The tragedy of this film is that the one unique thing it had – the identity of its main villain – was blown in the trailer of the film. Taylor was apparently furious at this undermining of a twist his film takes time building up. It ought to have been a shock for audiences to find out the franchise’s saviour-figure, John Connor, was instead the film’s villain – instead anyone who’d seen a trailer knew all about it before the opening credits even rolled. They even put it on the flipping poster! On top of which, the trailer carefully checks off all the major set pieces up to the final  30 minutes. Is it any wonder so many people gave it a miss at the cinema? Shocks left unspoiled, such as Matt Smith (strangely billed as Matthew Smith) revealed to be the embodiment of Skynet, are so dull and predictable they hardly counted as twists.

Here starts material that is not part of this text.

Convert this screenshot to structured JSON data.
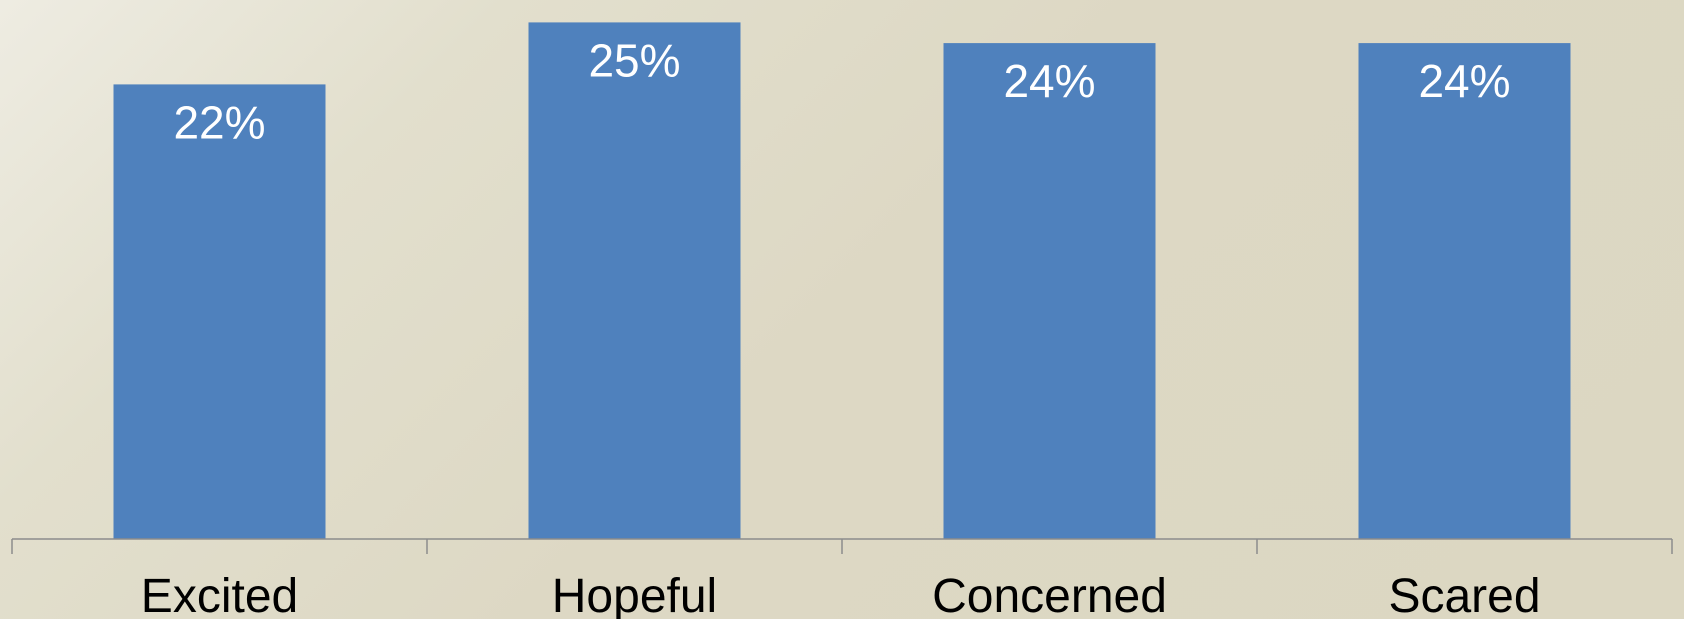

There is little in there to bolster the plot. The action is shot with a dull efficiency. The film is edited together with a plodding mundanity. Schwarzenegger once again goes through the familiar motions, but surely we have now seen enough of this character, which could in fact be holding the franchise back. Emilia Clarke looks bored, Jai Courtenay (an actor who came to prominence with a warm and intelligent performance in Spartacus: Blood and Sand) is again cast as a charisma free lunkhead, with attempts to add shading to his character only adding dullness. Jason Clarke lacks the charisma for the cursed role of John Connor (every film has seen a new actor take on the role).

Reviews claimed the plot was too complex for the audience: not the case. The plot is clear enough – it’s just dull and engaging. It never gives the viewer a reason to invest in the story. Terminator: Genysis is a ploddingly safe, predictable and routine piece of film-making, from a franchise that desperately needed reinvention. But so long as average and uninventive filmmakers – Jonathan Mostow, McG, Alan Taylor – are entrusted with its future, it will always be a franchise with no future. It’s time it was terminated. Hasta La Vista, Baby.